The way I see it, not many investors are worried about the current price levels in global stocks, and they seem to be oblivious to the severity of the fundamental problems in the economy. First, let’s tackle the technical issues and see why my bent is leaning toward the bear.
The three charts below show how far we’ve come down in each respective market segment since each hit their most-recent highs. The first chart is the Vanguard Total Market VIPERS (VTI), which is the measure of all stocks traded on the U.S. markets. The second chart is the iShares MSCI EAFA Index (EFA), a measure of publicly traded securities in the European, Australasian and Far Eastern markets. Finally, we have the iShares MSCI Emerging Markets (EEM), which is a basket of emerging market companies from China, Brazil, India and 20 other emerging market economies.
As you can see from all three charts, the current price of each fund is well below its long-term, 200-day moving average. This level represents significant technical resistance that’s hard to fight through, even during the most ardent buying frenzies. Moreover, we saw in August that the short-term, 50-day moving average fell below the 200-day moving average, another technically bearish sign for these markets. Finally, each of these funds fell into official bear market territory in September, declining more than 20% from their previous highs.

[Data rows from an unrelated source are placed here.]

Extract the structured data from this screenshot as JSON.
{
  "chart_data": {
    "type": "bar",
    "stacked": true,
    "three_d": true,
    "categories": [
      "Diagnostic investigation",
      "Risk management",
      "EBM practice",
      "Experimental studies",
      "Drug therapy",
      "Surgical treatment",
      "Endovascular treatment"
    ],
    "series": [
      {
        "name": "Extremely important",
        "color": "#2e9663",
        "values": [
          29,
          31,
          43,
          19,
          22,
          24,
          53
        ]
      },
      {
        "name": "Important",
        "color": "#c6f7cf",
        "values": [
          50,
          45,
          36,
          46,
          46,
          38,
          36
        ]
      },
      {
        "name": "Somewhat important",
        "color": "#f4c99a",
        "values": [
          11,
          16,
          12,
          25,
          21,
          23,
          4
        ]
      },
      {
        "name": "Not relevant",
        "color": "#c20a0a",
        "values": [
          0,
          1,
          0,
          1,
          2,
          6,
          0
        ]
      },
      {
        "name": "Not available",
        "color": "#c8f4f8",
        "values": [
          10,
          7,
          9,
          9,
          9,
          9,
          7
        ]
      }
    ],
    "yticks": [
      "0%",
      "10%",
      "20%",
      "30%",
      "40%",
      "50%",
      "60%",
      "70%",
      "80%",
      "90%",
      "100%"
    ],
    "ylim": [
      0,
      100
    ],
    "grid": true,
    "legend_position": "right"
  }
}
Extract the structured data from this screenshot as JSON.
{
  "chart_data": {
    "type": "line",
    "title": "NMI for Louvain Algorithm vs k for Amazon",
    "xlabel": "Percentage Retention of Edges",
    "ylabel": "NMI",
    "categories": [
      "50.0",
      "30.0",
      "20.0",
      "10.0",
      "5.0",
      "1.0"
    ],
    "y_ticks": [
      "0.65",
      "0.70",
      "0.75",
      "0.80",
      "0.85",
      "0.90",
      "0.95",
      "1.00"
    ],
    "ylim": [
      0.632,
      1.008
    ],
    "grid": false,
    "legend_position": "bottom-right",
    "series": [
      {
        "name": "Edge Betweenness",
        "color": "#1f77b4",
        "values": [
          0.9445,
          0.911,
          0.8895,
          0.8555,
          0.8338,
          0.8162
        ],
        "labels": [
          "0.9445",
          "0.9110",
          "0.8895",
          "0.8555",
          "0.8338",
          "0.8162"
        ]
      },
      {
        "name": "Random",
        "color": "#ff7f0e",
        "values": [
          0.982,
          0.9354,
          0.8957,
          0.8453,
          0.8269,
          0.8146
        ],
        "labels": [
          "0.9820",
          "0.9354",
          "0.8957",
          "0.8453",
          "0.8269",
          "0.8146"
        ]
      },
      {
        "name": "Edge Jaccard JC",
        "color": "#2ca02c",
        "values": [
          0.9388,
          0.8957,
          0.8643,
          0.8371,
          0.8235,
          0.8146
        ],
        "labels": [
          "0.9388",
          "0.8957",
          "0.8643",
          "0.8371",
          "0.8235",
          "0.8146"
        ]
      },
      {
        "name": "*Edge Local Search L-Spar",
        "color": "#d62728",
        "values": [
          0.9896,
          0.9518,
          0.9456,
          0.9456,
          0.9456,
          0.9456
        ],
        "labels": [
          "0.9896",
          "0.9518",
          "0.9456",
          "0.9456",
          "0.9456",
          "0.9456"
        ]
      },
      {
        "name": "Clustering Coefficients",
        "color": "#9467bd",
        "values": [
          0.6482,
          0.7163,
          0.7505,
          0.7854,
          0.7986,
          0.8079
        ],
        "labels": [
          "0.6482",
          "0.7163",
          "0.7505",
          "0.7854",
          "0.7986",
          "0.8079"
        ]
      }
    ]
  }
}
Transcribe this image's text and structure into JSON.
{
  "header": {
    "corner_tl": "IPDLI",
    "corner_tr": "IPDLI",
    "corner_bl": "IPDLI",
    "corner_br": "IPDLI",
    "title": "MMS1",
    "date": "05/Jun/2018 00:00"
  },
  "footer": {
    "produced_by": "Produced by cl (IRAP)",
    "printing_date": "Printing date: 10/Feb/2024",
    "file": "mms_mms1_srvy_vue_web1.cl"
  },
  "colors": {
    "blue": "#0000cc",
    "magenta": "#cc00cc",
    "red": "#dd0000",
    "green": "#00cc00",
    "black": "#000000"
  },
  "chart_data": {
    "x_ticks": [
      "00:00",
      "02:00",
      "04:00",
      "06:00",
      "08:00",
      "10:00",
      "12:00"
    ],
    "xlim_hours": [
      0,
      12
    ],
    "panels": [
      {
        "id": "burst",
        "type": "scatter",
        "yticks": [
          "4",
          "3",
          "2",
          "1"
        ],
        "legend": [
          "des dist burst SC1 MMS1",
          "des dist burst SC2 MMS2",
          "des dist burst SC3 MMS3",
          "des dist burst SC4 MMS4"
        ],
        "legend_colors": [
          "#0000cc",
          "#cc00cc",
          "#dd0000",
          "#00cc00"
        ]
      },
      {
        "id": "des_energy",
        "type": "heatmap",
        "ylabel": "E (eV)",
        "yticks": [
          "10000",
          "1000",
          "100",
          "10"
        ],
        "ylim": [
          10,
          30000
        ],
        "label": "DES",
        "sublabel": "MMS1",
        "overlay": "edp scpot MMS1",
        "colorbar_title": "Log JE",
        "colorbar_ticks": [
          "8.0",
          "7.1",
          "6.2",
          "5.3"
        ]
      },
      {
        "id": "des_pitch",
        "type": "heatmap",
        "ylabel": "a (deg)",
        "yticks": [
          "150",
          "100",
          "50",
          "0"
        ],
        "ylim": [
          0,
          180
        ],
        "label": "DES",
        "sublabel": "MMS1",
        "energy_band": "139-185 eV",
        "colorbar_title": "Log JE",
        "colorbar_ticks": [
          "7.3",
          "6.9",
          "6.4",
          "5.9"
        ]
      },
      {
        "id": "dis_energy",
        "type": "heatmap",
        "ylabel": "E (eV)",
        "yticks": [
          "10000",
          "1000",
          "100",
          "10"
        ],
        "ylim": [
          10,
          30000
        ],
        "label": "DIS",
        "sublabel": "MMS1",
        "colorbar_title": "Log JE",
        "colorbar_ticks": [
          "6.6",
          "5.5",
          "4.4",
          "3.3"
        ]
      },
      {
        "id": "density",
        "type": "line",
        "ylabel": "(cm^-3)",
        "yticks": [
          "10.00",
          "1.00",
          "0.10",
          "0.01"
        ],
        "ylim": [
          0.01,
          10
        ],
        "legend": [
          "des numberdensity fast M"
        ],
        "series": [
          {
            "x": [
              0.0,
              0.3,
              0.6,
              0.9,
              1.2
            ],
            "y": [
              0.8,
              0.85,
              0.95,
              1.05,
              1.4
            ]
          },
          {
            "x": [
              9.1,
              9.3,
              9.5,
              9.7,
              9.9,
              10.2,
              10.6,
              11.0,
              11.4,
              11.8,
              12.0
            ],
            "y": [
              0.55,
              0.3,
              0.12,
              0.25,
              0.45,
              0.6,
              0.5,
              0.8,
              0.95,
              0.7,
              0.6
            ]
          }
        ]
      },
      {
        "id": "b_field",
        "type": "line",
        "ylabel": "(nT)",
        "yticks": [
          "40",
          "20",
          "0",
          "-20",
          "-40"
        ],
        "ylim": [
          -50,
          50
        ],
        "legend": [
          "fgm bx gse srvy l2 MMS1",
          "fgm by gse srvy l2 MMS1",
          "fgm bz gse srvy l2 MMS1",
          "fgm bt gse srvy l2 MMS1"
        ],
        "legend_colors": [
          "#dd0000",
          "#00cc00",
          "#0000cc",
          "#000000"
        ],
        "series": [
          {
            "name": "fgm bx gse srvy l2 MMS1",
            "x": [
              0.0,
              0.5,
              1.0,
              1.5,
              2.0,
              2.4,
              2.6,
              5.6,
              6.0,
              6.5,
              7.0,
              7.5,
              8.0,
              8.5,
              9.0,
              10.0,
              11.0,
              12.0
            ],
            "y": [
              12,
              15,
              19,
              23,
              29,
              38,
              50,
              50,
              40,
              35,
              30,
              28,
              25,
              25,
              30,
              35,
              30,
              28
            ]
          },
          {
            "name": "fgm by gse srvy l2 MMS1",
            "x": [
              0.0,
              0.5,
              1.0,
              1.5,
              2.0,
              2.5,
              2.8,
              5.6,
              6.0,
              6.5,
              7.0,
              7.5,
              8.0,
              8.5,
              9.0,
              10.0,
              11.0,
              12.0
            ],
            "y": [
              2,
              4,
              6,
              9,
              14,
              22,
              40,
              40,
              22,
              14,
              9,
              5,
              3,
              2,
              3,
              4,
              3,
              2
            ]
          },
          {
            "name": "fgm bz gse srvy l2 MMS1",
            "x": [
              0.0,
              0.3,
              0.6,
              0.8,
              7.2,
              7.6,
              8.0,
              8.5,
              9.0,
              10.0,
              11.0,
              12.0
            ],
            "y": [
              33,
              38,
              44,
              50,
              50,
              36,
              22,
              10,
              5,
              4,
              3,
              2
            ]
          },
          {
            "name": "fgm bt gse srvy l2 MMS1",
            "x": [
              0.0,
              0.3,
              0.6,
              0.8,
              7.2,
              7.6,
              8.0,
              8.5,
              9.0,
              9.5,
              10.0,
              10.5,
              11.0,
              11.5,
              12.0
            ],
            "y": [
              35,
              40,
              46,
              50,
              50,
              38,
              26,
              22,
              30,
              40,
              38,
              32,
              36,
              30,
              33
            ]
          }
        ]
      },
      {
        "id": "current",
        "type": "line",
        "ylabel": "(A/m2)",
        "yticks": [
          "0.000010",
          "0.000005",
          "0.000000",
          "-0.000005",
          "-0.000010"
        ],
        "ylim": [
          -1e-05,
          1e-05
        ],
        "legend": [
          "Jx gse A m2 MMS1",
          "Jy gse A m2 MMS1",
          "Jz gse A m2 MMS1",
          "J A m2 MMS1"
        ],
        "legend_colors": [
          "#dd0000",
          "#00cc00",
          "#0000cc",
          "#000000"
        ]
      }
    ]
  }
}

On the fundamental side of the equation global economic growth has stalled in developed countries, and is slowing down significantly in emerging markets. This contraction of economic activity is recessionary. Even though we have yet to see negative growth numbers out of Europe, the slowdown in the global economy means that we are moving in the wrong direction.
Without getting into too much detail, the debt crisis in Europe, the political acrimony in the United States and the contracting markets in Europe, China and other emerging markets are ominous signs. These setbacks mean fundamental headwinds are likely to blow back any bullish sentiment in stocks.
I want all Alert readers to recognize the economic environment we are in, and accept it. Once we accept the potential for a continued global bear market, we can prepare accordingly. My dad, Dick Fabian, taught me a long time ago that the key to succeeding in a bear market is survival. In bear markets, it’s all about keeping the majority of your investment capital intact. It’s about maintaining your net worth so that when the skies clear up, you’ll have the capital on hand to put money to work.
In the weeks to come I’ll be writing more on how to survive a bear market. But for now, this introduction to bear market survival should serve you well. As they say, the first step in conquering a problem is recognizing there is one. In this market, the problem is that a looming bear is ready to maul us.